Course Code: MIT 816
Course Title: Data Mining
This assignment was submitted as part of my coursework requirements for the Master in Information Technology (MIT) program at the University of Lagos, Nigeria.
This project analyzes and predicts patterns in a SMS Spam Collection dataset using two data mining techniques; classification and clustering. The primary goal is to classify SMS messages as spam or ham (legitimate) using text processing, exploratory data analysis (EDA), and machine learning models.
The dataset used is the SMS Spam Collection Dataset, which consists of 5,574 SMS messages labeled as either spam or ham.
v1
: A categorical label indicating whether the message is spam or ham.v2
: The text content of the message.
├── plots/ # Visualizations in PNG format (word clouds, histograms, Confusion matrix, etc.)
├── requirements.txt # Python dependencies
├── README.md # Project documentation
└── analysis.py # Main script
- Python 3.x
- Required libraries (install using
pip
):pip3 install -r requirements.txt
- Run the main script:
python3 analysis.py
The dataset is clean and does not contain any missing values in the SMS text or labels (spam or ham). However, we need to preprocess the text data to handle inconsistencies:
- Text normalization (converting text to lowercase)
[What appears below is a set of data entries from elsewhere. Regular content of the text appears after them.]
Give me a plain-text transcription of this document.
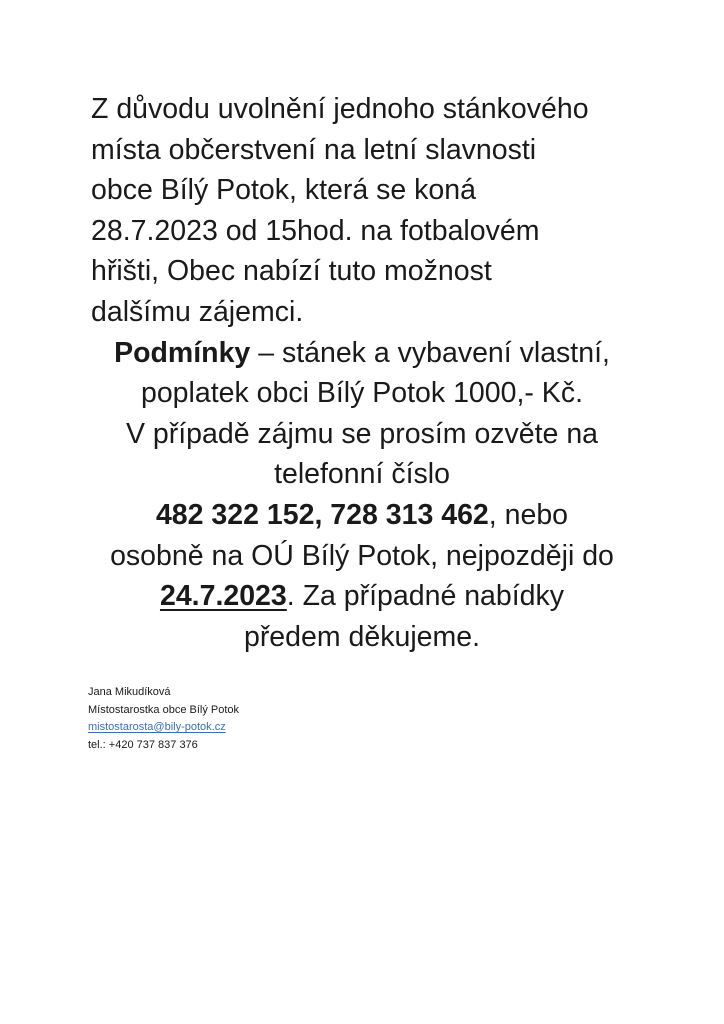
Z důvodu uvolnění jednoho stánkového
místa občerstvení na letní slavnosti
obce Bílý Potok, která se koná
28.7.2023 od 15hod. na fotbalovém
hřišti, Obec nabízí tuto možnost
dalšímu zájemci.
Podmínky – stánek a vybavení vlastní,
poplatek obci Bílý Potok 1000,- Kč.
V případě zájmu se prosím ozvěte na
telefonní číslo
482 322 152, 728 313 462, nebo
osobně na OÚ Bílý Potok, nejpozději do
24.7.2023. Za případné nabídky
předem děkujeme.
Jana Mikudíková
Místostarostka obce Bílý Potok
mistostarosta@bily-potok.cz
tel.: +420 737 837 376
- Remove punctuation and special characters
- Tokenizing the text into words.
- Remove stop words (words that don't provide significant meaning, like "is", "the", etc.).
- Perform stemming using
PorterStemmer
- Apply TF-IDF (Term Frequency-Inverse Document Frequency) transformation for feature extraction
EDA helps in understanding the distribution of the data, identifying trends, and visualizing relationships between different features. In our case, we will focus on the distribution of the target labels (spam vs ham), the characteristics of the message text (e.g., message length), and the most frequently occurring words.
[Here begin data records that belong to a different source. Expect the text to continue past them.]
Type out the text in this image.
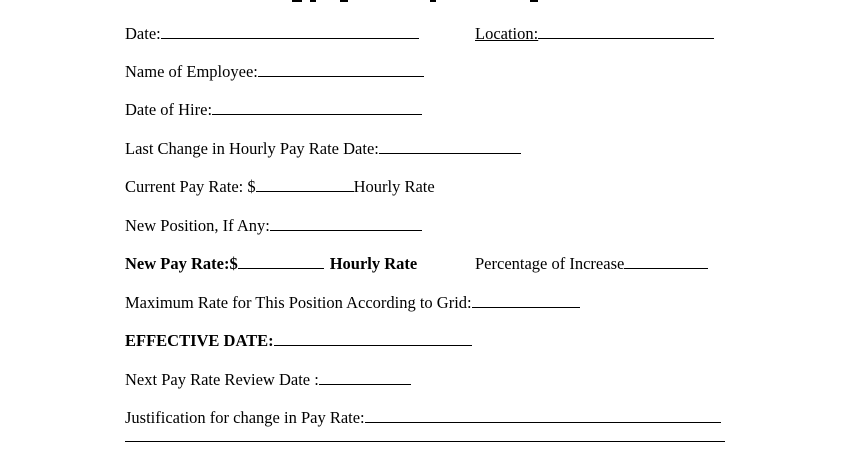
Date:	Location:
Name of Employee:
Date of Hire:
Last Change in Hourly Pay Rate Date:
Current Pay Rate: $	Hourly Rate
New Position, If Any:
New Pay Rate:$	Hourly Rate	Percentage of Increase
Maximum Rate for This Position According to Grid:
EFFECTIVE DATE:
Next Pay Rate Review Date :
Justification for change in Pay Rate:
- Label distribution (spam vs ham). We need to analyze how many messages are labeled as “spam” and how many as “ham” to check for any class imbalance.
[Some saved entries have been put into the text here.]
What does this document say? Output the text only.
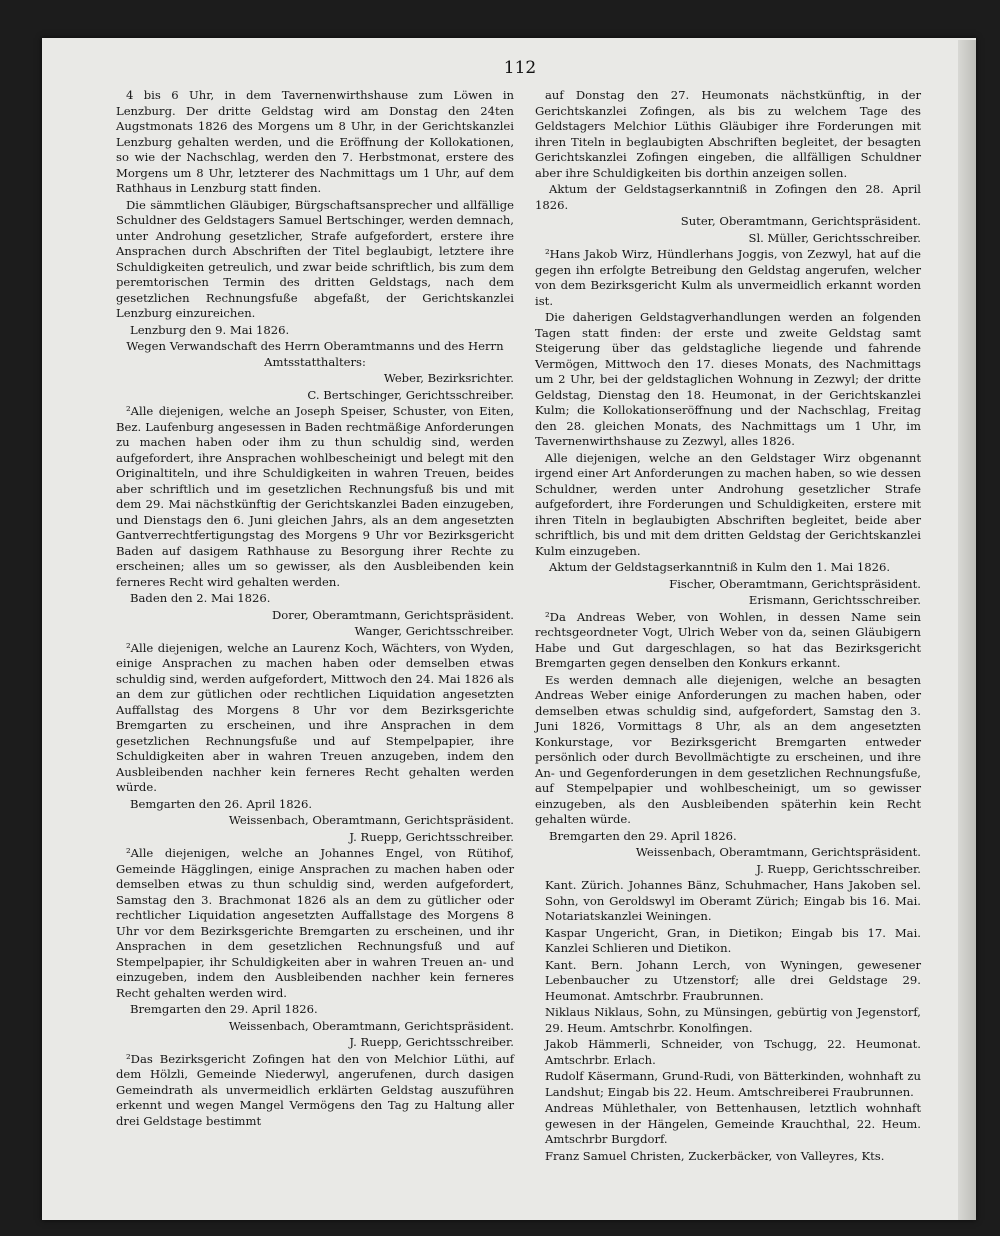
112

4 bis 6 Uhr, in dem Tavernenwirthshause zum Löwen in Lenzburg. Der dritte Geldstag wird am Donstag den 24ten Augstmonats 1826 des Morgens um 8 Uhr, in der Gerichtskanzlei Lenzburg gehalten werden, und die Eröffnung der Kollokationen, so wie der Nachschlag, werden den 7. Herbstmonat, erstere des Morgens um 8 Uhr, letzterer des Nachmittags um 1 Uhr, auf dem Rathhaus in Lenzburg statt finden.

Die sämmtlichen Gläubiger, Bürgschaftsansprecher und allfällige Schuldner des Geldstagers Samuel Bertschinger, werden demnach, unter Androhung gesetzlicher, Strafe aufgefordert, erstere ihre Ansprachen durch Abschriften der Titel beglaubigt, letztere ihre Schuldigkeiten getreulich, und zwar beide schriftlich, bis zum dem peremtorischen Termin des dritten Geldstags, nach dem gesetzlichen Rechnungsfuße abgefaßt, der Gerichtskanzlei Lenzburg einzureichen.

Lenzburg den 9. Mai 1826.

Wegen Verwandschaft des Herrn Oberamtmanns und des Herrn Amtsstatthalters:

Weber, Bezirksrichter.

C. Bertschinger, Gerichtsschreiber.

²Alle diejenigen, welche an Joseph Speiser, Schuster, von Eiten, Bez. Laufenburg angesessen in Baden rechtmäßige Anforderungen zu machen haben oder ihm zu thun schuldig sind, werden aufgefordert, ihre Ansprachen wohlbescheinigt und belegt mit den Originaltiteln, und ihre Schuldigkeiten in wahren Treuen, beides aber schriftlich und im gesetzlichen Rechnungsfuß bis und mit dem 29. Mai nächstkünftig der Gerichtskanzlei Baden einzugeben, und Dienstags den 6. Juni gleichen Jahrs, als an dem angesetzten Gantverrechtfertigungstag des Morgens 9 Uhr vor Bezirksgericht Baden auf dasigem Rathhause zu Besorgung ihrer Rechte zu erscheinen; alles um so gewisser, als den Ausbleibenden kein ferneres Recht wird gehalten werden.

Baden den 2. Mai 1826.

Dorer, Oberamtmann, Gerichtspräsident.

Wanger, Gerichtsschreiber.

²Alle diejenigen, welche an Laurenz Koch, Wächters, von Wyden, einige Ansprachen zu machen haben oder demselben etwas schuldig sind, werden aufgefordert, Mittwoch den 24. Mai 1826 als an dem zur gütlichen oder rechtlichen Liquidation angesetzten Auffallstag des Morgens 8 Uhr vor dem Bezirksgerichte Bremgarten zu erscheinen, und ihre Ansprachen in dem gesetzlichen Rechnungsfuße und auf Stempelpapier, ihre Schuldigkeiten aber in wahren Treuen anzugeben, indem den Ausbleibenden nachher kein ferneres Recht gehalten werden würde.

Bemgarten den 26. April 1826.

Weissenbach, Oberamtmann, Gerichtspräsident.

J. Ruepp, Gerichtsschreiber.

²Alle diejenigen, welche an Johannes Engel, von Rütihof, Gemeinde Hägglingen, einige Ansprachen zu machen haben oder demselben etwas zu thun schuldig sind, werden aufgefordert, Samstag den 3. Brachmonat 1826 als an dem zu gütlicher oder rechtlicher Liquidation angesetzten Auffallstage des Morgens 8 Uhr vor dem Bezirksgerichte Bremgarten zu erscheinen, und ihr Ansprachen in dem gesetzlichen Rechnungsfuß und auf Stempelpapier, ihr Schuldigkeiten aber in wahren Treuen an- und einzugeben, indem den Ausbleibenden nachher kein ferneres Recht gehalten werden wird.

Bremgarten den 29. April 1826.

Weissenbach, Oberamtmann, Gerichtspräsident.

J. Ruepp, Gerichtsschreiber.

²Das Bezirksgericht Zofingen hat den von Melchior Lüthi, auf dem Hölzli, Gemeinde Niederwyl, angerufenen, durch dasigen Gemeindrath als unvermeidlich erklärten Geldstag auszuführen erkennt und wegen Mangel Vermögens den Tag zu Haltung aller drei Geldstage bestimmt

auf Donstag den 27. Heumonats nächstkünftig, in der Gerichtskanzlei Zofingen, als bis zu welchem Tage des Geldstagers Melchior Lüthis Gläubiger ihre Forderungen mit ihren Titeln in beglaubigten Abschriften begleitet, der besagten Gerichtskanzlei Zofingen eingeben, die allfälligen Schuldner aber ihre Schuldigkeiten bis dorthin anzeigen sollen.

Aktum der Geldstagserkanntniß in Zofingen den 28. April 1826.

Suter, Oberamtmann, Gerichtspräsident.

Sl. Müller, Gerichtsschreiber.

²Hans Jakob Wirz, Hündlerhans Joggis, von Zezwyl, hat auf die gegen ihn erfolgte Betreibung den Geldstag angerufen, welcher von dem Bezirksgericht Kulm als unvermeidlich erkannt worden ist.

Die daherigen Geldstagverhandlungen werden an folgenden Tagen statt finden: der erste und zweite Geldstag samt Steigerung über das geldstagliche liegende und fahrende Vermögen, Mittwoch den 17. dieses Monats, des Nachmittags um 2 Uhr, bei der geldstaglichen Wohnung in Zezwyl; der dritte Geldstag, Dienstag den 18. Heumonat, in der Gerichtskanzlei Kulm; die Kollokationseröffnung und der Nachschlag, Freitag den 28. gleichen Monats, des Nachmittags um 1 Uhr, im Tavernenwirthshause zu Zezwyl, alles 1826.

Alle diejenigen, welche an den Geldstager Wirz obgenannt irgend einer Art Anforderungen zu machen haben, so wie dessen Schuldner, werden unter Androhung gesetzlicher Strafe aufgefordert, ihre Forderungen und Schuldigkeiten, erstere mit ihren Titeln in beglaubigten Abschriften begleitet, beide aber schriftlich, bis und mit dem dritten Geldstag der Gerichtskanzlei Kulm einzugeben.

Aktum der Geldstagserkanntniß in Kulm den 1. Mai 1826.

Fischer, Oberamtmann, Gerichtspräsident.

Erismann, Gerichtsschreiber.

²Da Andreas Weber, von Wohlen, in dessen Name sein rechtsgeordneter Vogt, Ulrich Weber von da, seinen Gläubigern Habe und Gut dargeschlagen, so hat das Bezirksgericht Bremgarten gegen denselben den Konkurs erkannt.

Es werden demnach alle diejenigen, welche an besagten Andreas Weber einige Anforderungen zu machen haben, oder demselben etwas schuldig sind, aufgefordert, Samstag den 3. Juni 1826, Vormittags 8 Uhr, als an dem angesetzten Konkurstage, vor Bezirksgericht Bremgarten entweder persönlich oder durch Bevollmächtigte zu erscheinen, und ihre An- und Gegenforderungen in dem gesetzlichen Rechnungsfuße, auf Stempelpapier und wohlbescheinigt, um so gewisser einzugeben, als den Ausbleibenden späterhin kein Recht gehalten würde.

Bremgarten den 29. April 1826.

Weissenbach, Oberamtmann, Gerichtspräsident.

J. Ruepp, Gerichtsschreiber.

Kant. Zürich. Johannes Bänz, Schuhmacher, Hans Jakoben sel. Sohn, von Geroldswyl im Oberamt Zürich; Eingab bis 16. Mai. Notariatskanzlei Weiningen.

Kaspar Ungericht, Gran, in Dietikon; Eingab bis 17. Mai. Kanzlei Schlieren und Dietikon.

Kant. Bern. Johann Lerch, von Wyningen, gewesener Lebenbaucher zu Utzenstorf; alle drei Geldstage 29. Heumonat. Amtschrbr. Fraubrunnen.

Niklaus Niklaus, Sohn, zu Münsingen, gebürtig von Jegenstorf, 29. Heum. Amtschrbr. Konolfingen.

Jakob Hämmerli, Schneider, von Tschugg, 22. Heumonat. Amtschrbr. Erlach.

Rudolf Käsermann, Grund-Rudi, von Bätterkinden, wohnhaft zu Landshut; Eingab bis 22. Heum. Amtschreiberei Fraubrunnen.

Andreas Mühlethaler, von Bettenhausen, letztlich wohnhaft gewesen in der Hängelen, Gemeinde Krauchthal, 22. Heum. Amtschrbr Burgdorf.

Franz Samuel Christen, Zuckerbäcker, von Valleyres, Kts.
- Message length analysis. We also explore the length of messages by calculating the number of characters and words in each message. This is important because spam messages tend to be either very short (containing promotional phrases) or very long (to look legitimate).
Message Length Distribution (hist 1) | Message Length Distribution (hist 2) |
---|---|
![]() |
![]() |
- Word cloud visualization for spam and ham messages. We create separate word clouds for “spam” and “ham” messages to understand the common vocabulary used in each category
- Top words frequency analysis. We extract the most frequent words in both spam and ham messages after preprocessing and this provides insight into the content of spam messages versus legitimate ones
We apply two data mining techniques to the SMS Spam Collection Dataset. Classification to predict whether a message is spam or ham and clustering to explore natural groupings in the dataset, even though we already know the labels.
Using PyCaret, we set up the dataset, train multiple classification models, compare their performance, and select the best model for spam detection. Once the models are compared, PyCaret automatically ranks them based on performance metrics such as accuracy, precision, recall, and F1-score.
We also perform K-Means Clustering to explore the possibility of identifying natural clusters in the data. While we already have labels (spam or ham), clustering allows us to examine if the messages group naturally into distinct categories.
- The best-performing model was a Logistic regression model and had an accuracy of 89%, precision of 90%, and recall of 89%.
- The confusion matrix shows that the model is very precise (100%), meaning when it classifies a message as spam, it is never wrong but the recall is also very low (26.85%), meaning the model fails to detect a large portion of actual spam messages (high false negative rate).
- The ROC AUC Curve also demonstrates the final model’s ability to distinguish between spam and ham. The AUC-ROC score was 0.91, indicating strong classification capability.
- Clustering results confirmed that messages naturally group into two distinct categories by the spam/ham characteristics found in the dataset. Cluster 0 represents Ham and Cluster 1 represents spam.
Our results reveal that the model effectively classifies legitimate messages (high precision) but struggles with identifying spam (low recall). While the ROC curve shows strong overall performance (AUC of 0.91), the model's recall for spam detection needs improvement. The results of our K-means clustering also show that there is a distinction between spam and legitimate messages, and this is also visible in the word cloud with spam messages often containing promotional or urgent language like "text", "call" and "free". The logistic regression model performed quite well but will need to be further trained to be considered useful in real-world applications such as spam filters, etc.
- Improve recall by using ensemble methods like Random Forest or XGBoost.
- Use deep learning (LSTMs, Transformers) for better text representation.